Problem 2: Quantiles

From Open Problems in Sublinear Algorithms
Jump to: navigation, search
Suggested by Graham Cormode
Source Kanpur 2006
Short link

The problem of tracking the quantiles (median and generalizations thereof) of a distribution produced by a stream has attracted significant study over the last decade [MankuRL-98,MankuRL-99,GreenwaldK-01,GilbertKMS-02,CormodeM-05,ShrivastavaBAS-04,GuhaM-06]. For deterministic algorithms on insert only streams, two algorithms obtain the best (and incomparable) space bounds: $O(\epsilon^{-1} \log \epsilon N)$ words [GreenwaldK-01] and $O(\epsilon^{-1}\log U )$ words [ShrivastavaBAS-04], where $U$ is the size of the domain from which the input is drawn.
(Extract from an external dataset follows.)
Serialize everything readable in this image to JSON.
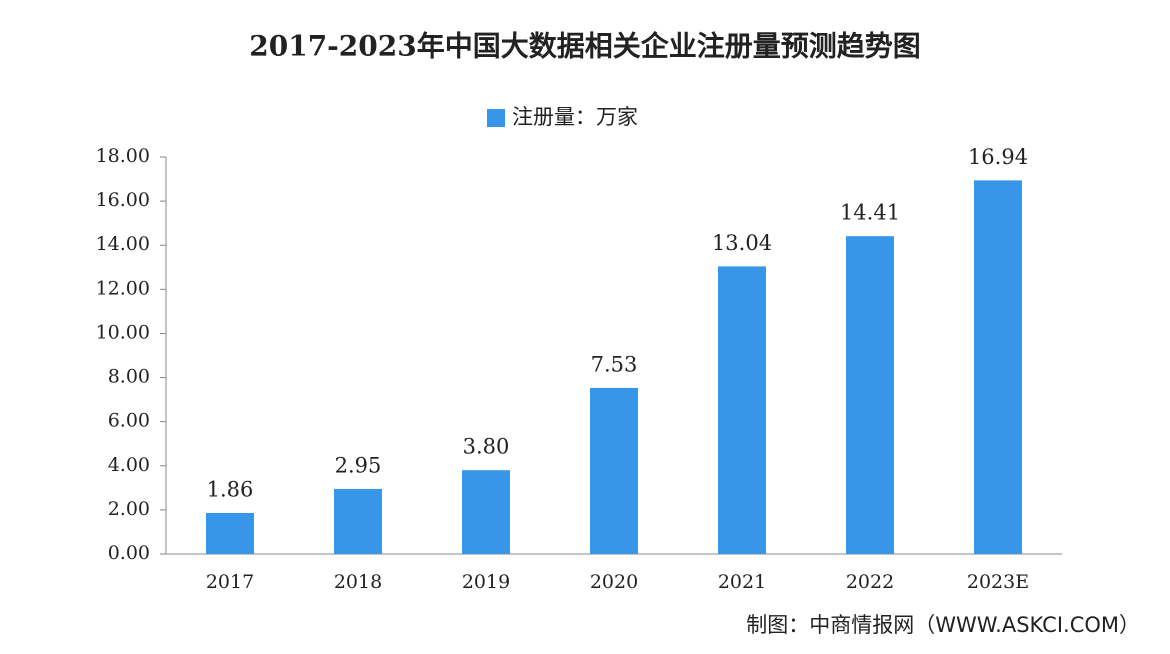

The Greenwald-Khanna algorithm [GreenwaldK-01] is simple to implement, and works on streams of items drawn from arbitrary domains. However, the analysis is rather involved; moreover, attempts to modify the analysis for different situations (say, weighted input items, merging summaries together, giving different guarantees to different ranges etc.) lead to heuristics at best, which may no longer have strict guarantees and known bad cases. The $q$-digest algorithm [ShrivastavaBAS-04] is much simpler to analyze and more amenable to variations, meaning that several generalizations and alternatives have been proposed [HershbergerSST-04,CormodeKMS-06]. However, it carries with it a factor of $\log U$, meaning that the universe has to be known, making it impractical for tracking quantiles over streams of floating point values, or strings.

This leads to some interlinked open questions:

  1. What is the optimal space bound for an algorithm to compute quantiles of a data stream? Is $O(\epsilon^{-1})$ words achievable?
  2. Can the Greenwald-Khanna algorithm, or a variation thereof, submit to a simpler analysis which will allow generalizations of the algorithm to be more easily proposed and studied?